In a letter sent Friday, the Democrat contends that EPA’s refusal “is a demonstrative example of EPA’s failure to uphold compliance with federal environmental laws.”
EPA did not respond to a request for comment on Lujan’s letter, but General Counsel Matt Leopold and Peter Wright, head of EPA’s Office of Land and Emergency Management, argued in a July letterthat the agency isn’t permitted to take legal action against another agency in the executive branch. They said EPA was helping the state deal with its PFAS problem in other ways, like providing fact sheets and organizing conference calls. But New Mexico Environment Secretary James Kenney didn’t buy that argument, saying in a separate Aug. 2 letter that EPA has previously issued compliance orders forcing federal agencies to address contamination.
The fight comes as states across the U.S. have struggled to compel the Defense Department to undertake swift cleanups in the absence of a federal Superfund listing for the chemicals — a point that 22 attorneys general, including New Mexico’s, made in a letter to congressional leaders last week as they pushed for that provision and others be included in a final legislative package.
New Mexico Attorney General Hector Balderas sued the Air Force in March after groundwater sampling near the Cannon and Holleman Air Force bases found concentrations of the chemicals at more than 300 times EPA’s recommended safety limit in some places. And late last month Balderas asked a federal judge in New Mexico to issue a preliminary injunction requiring the Air Force to provide alternative water sources to affected residents, as well as blood tests, and to immediately begin delineating the groundwater plumes.
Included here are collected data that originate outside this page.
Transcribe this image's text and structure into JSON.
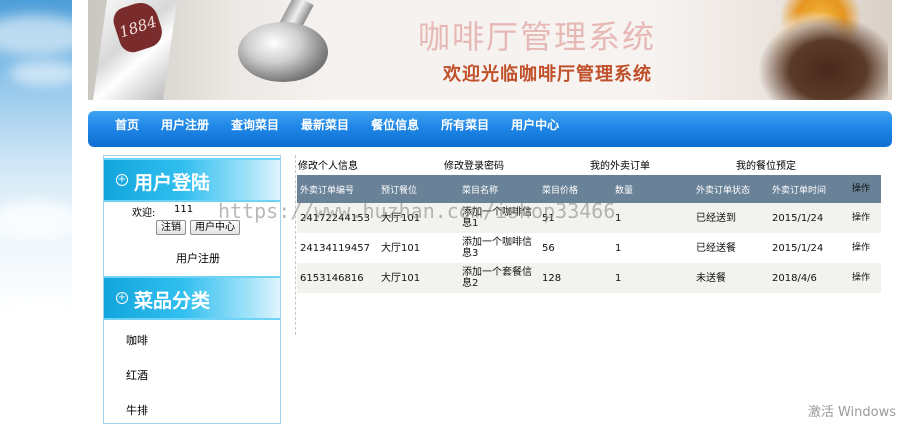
{
  "banner": {
    "title_big": "咖啡厅管理系统",
    "title_small": "欢迎光临咖啡厅管理系统",
    "pack_logo": "1884"
  },
  "nav": {
    "items": [
      "首页",
      "用户注册",
      "查询菜目",
      "最新菜目",
      "餐位信息",
      "所有菜目",
      "用户中心"
    ]
  },
  "sidebar": {
    "login_title": "用户登陆",
    "welcome_label": "欢迎:",
    "username": "111",
    "logout_button": "注销",
    "user_center_button": "用户中心",
    "register_link": "用户注册",
    "category_title": "菜品分类",
    "categories": [
      "咖啡",
      "红酒",
      "牛排"
    ]
  },
  "main": {
    "sublinks": [
      "修改个人信息",
      "修改登录密码",
      "我的外卖订单",
      "我的餐位预定"
    ],
    "headers": [
      "外卖订单编号",
      "预订餐位",
      "菜目名称",
      "菜目价格",
      "数量",
      "外卖订单状态",
      "外卖订单时间",
      "操作"
    ],
    "rows": [
      [
        "24172244153",
        "大厅101",
        "添加一个咖啡信息1",
        "51",
        "1",
        "已经送到",
        "2015/1/24",
        "操作"
      ],
      [
        "24134119457",
        "大厅101",
        "添加一个咖啡信息3",
        "56",
        "1",
        "已经送餐",
        "2015/1/24",
        "操作"
      ],
      [
        "6153146816",
        "大厅101",
        "添加一个套餐信息2",
        "128",
        "1",
        "未送餐",
        "2018/4/6",
        "操作"
      ]
    ]
  },
  "watermark": "https://www.huzhan.com/ishop33466",
  "os_notice": "激活 Windows",
  "colors": {
    "nav_blue": "#1e86e6",
    "table_header": "#6a8298",
    "sidebar_head": "#32bff0",
    "title_red": "#c0502a"
  }
}
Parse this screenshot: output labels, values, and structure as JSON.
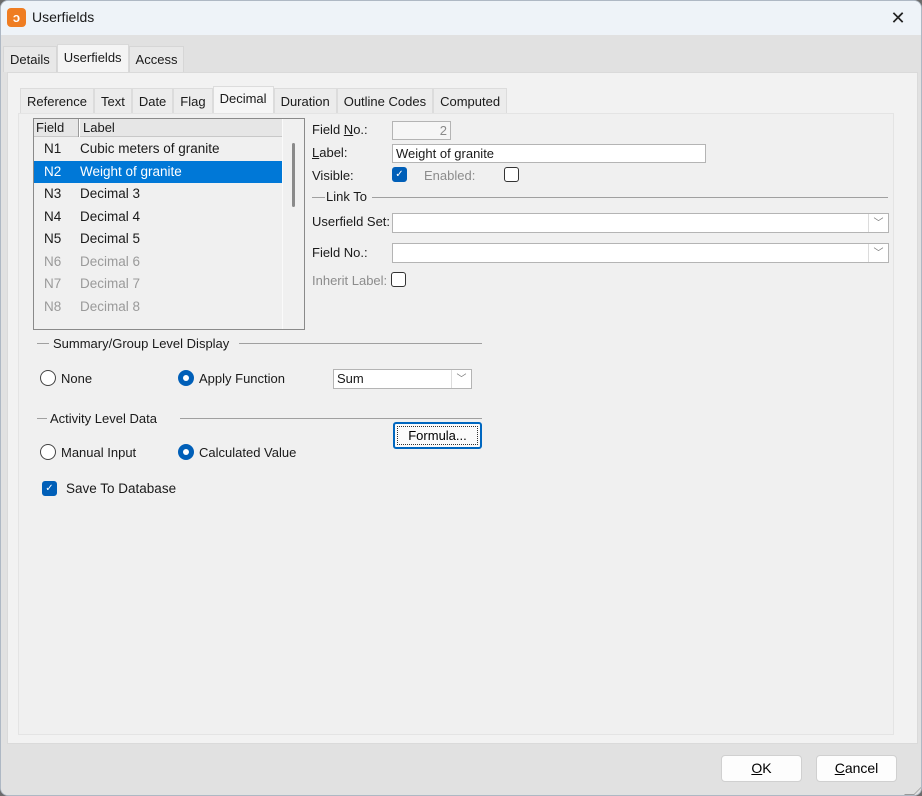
{
  "window": {
    "title": "Userfields",
    "icon": "app-logo-icon",
    "close_label": "✕"
  },
  "outer_tabs": [
    {
      "label": "Details",
      "active": false
    },
    {
      "label": "Userfields",
      "active": true
    },
    {
      "label": "Access",
      "active": false
    }
  ],
  "inner_tabs": [
    {
      "label": "Reference",
      "active": false
    },
    {
      "label": "Text",
      "active": false
    },
    {
      "label": "Date",
      "active": false
    },
    {
      "label": "Flag",
      "active": false
    },
    {
      "label": "Decimal",
      "active": true
    },
    {
      "label": "Duration",
      "active": false
    },
    {
      "label": "Outline Codes",
      "active": false
    },
    {
      "label": "Computed",
      "active": false
    }
  ],
  "field_list": {
    "columns": [
      "Field",
      "Label"
    ],
    "rows": [
      {
        "field": "N1",
        "label": "Cubic meters of granite",
        "state": "normal"
      },
      {
        "field": "N2",
        "label": "Weight of granite",
        "state": "selected"
      },
      {
        "field": "N3",
        "label": "Decimal 3",
        "state": "normal"
      },
      {
        "field": "N4",
        "label": "Decimal 4",
        "state": "normal"
      },
      {
        "field": "N5",
        "label": "Decimal 5",
        "state": "normal"
      },
      {
        "field": "N6",
        "label": "Decimal 6",
        "state": "disabled"
      },
      {
        "field": "N7",
        "label": "Decimal 7",
        "state": "disabled"
      },
      {
        "field": "N8",
        "label": "Decimal 8",
        "state": "disabled"
      }
    ]
  },
  "details": {
    "field_no_label_pre": "Field ",
    "field_no_label_u": "N",
    "field_no_label_post": "o.:",
    "field_no_value": "2",
    "label_label_u": "L",
    "label_label_post": "abel:",
    "label_value": "Weight of granite",
    "visible_label": "Visible:",
    "visible_checked": true,
    "enabled_label": "Enabled:",
    "enabled_checked": false
  },
  "link_to": {
    "group_title": "Link To",
    "userfield_set_label": "Userfield Set:",
    "userfield_set_value": "",
    "field_no_label": "Field No.:",
    "field_no_value": "",
    "inherit_label": "Inherit Label:",
    "inherit_checked": false
  },
  "summary": {
    "group_title": "Summary/Group Level Display",
    "none_label": "None",
    "apply_label": "Apply Function",
    "selected": "apply",
    "function_value": "Sum"
  },
  "activity": {
    "group_title": "Activity Level Data",
    "manual_label": "Manual Input",
    "calculated_label": "Calculated Value",
    "selected": "calculated",
    "formula_button": "Formula...",
    "save_label": "Save To Database",
    "save_checked": true
  },
  "footer": {
    "ok_u": "O",
    "ok_rest": "K",
    "cancel_u": "C",
    "cancel_rest": "ancel"
  }
}
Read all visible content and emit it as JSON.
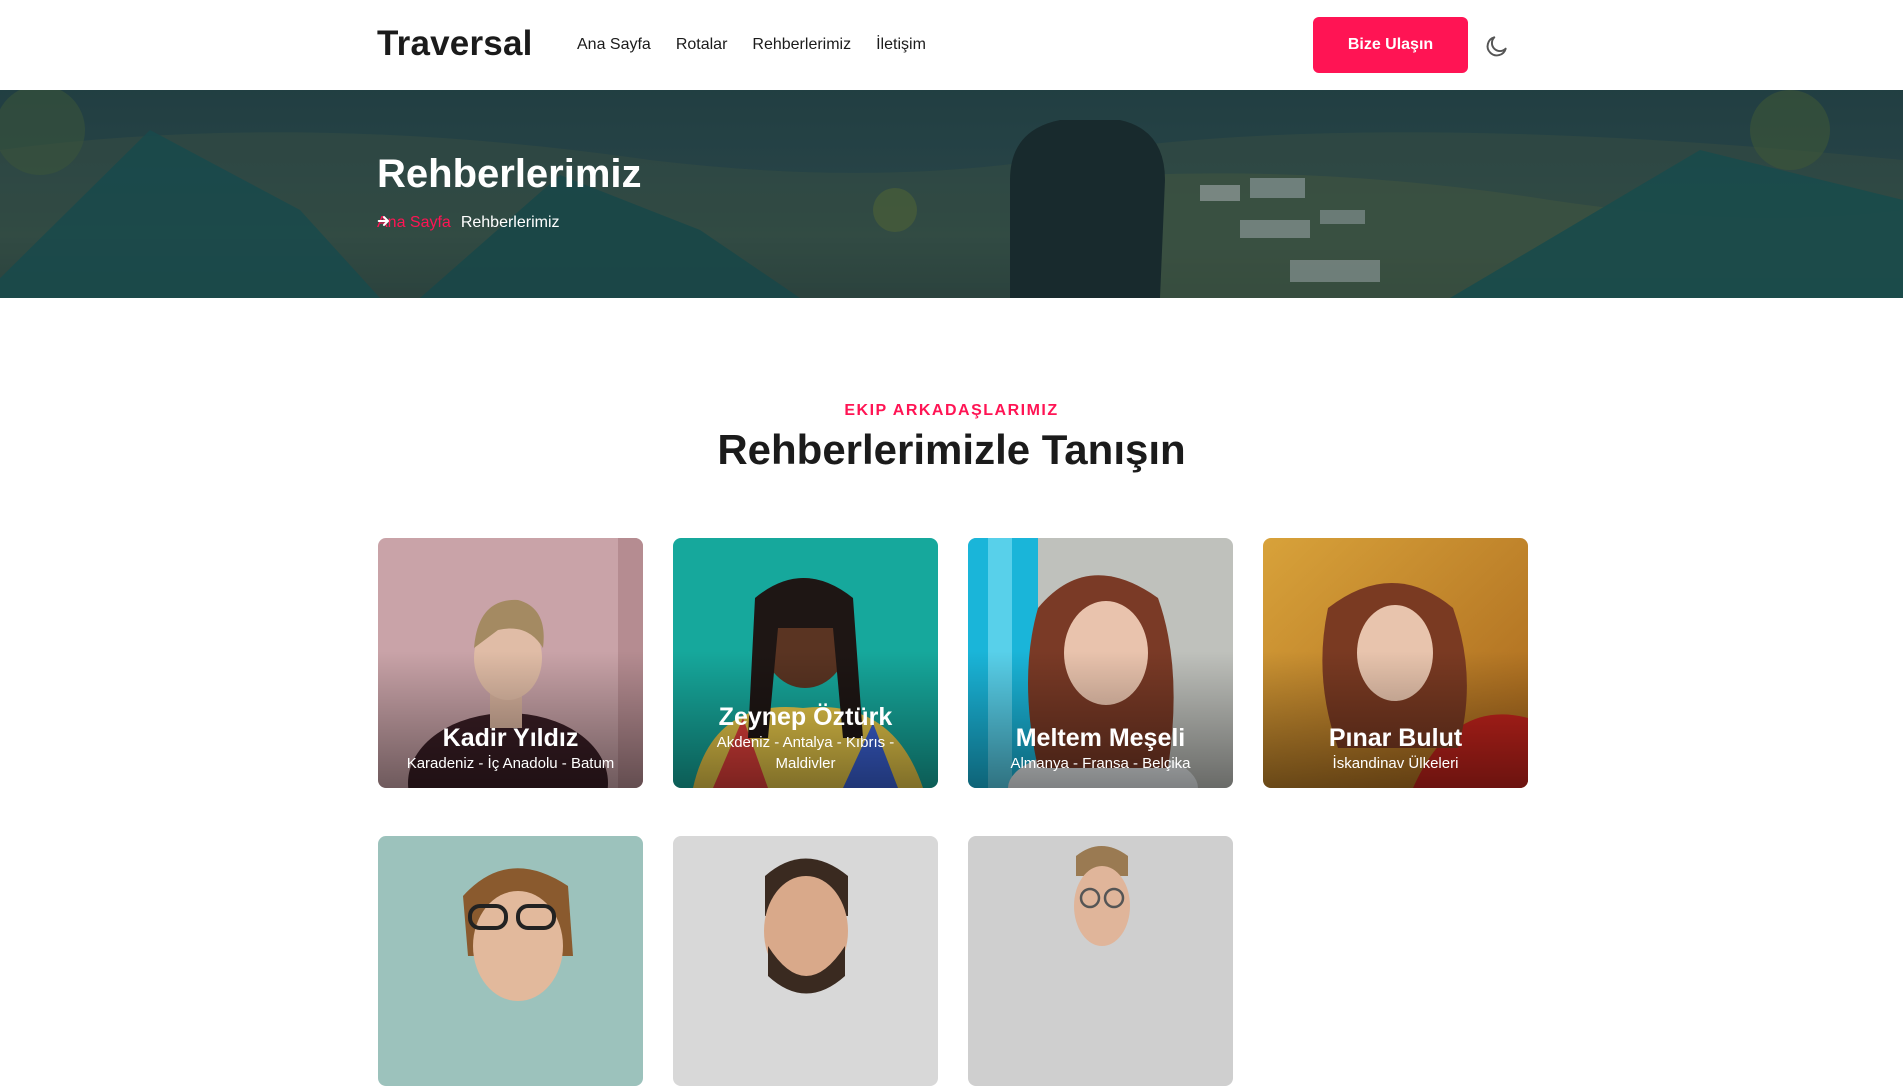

Reminder: When the White House threatened to veto the House’s 2020 defense bill, H.R. 2500 (116) , it called out a provision that would allow DoD to provide clean water to agricultural operations where supplies are contaminated with PFAS above the 70 ppt health advisory level — language sought by New Mexico’s congressional delegation after a dairy farmer near Cannon Air Force base killed all 4,000 of his cows after their milk tested for extremely high levels of the chemicals.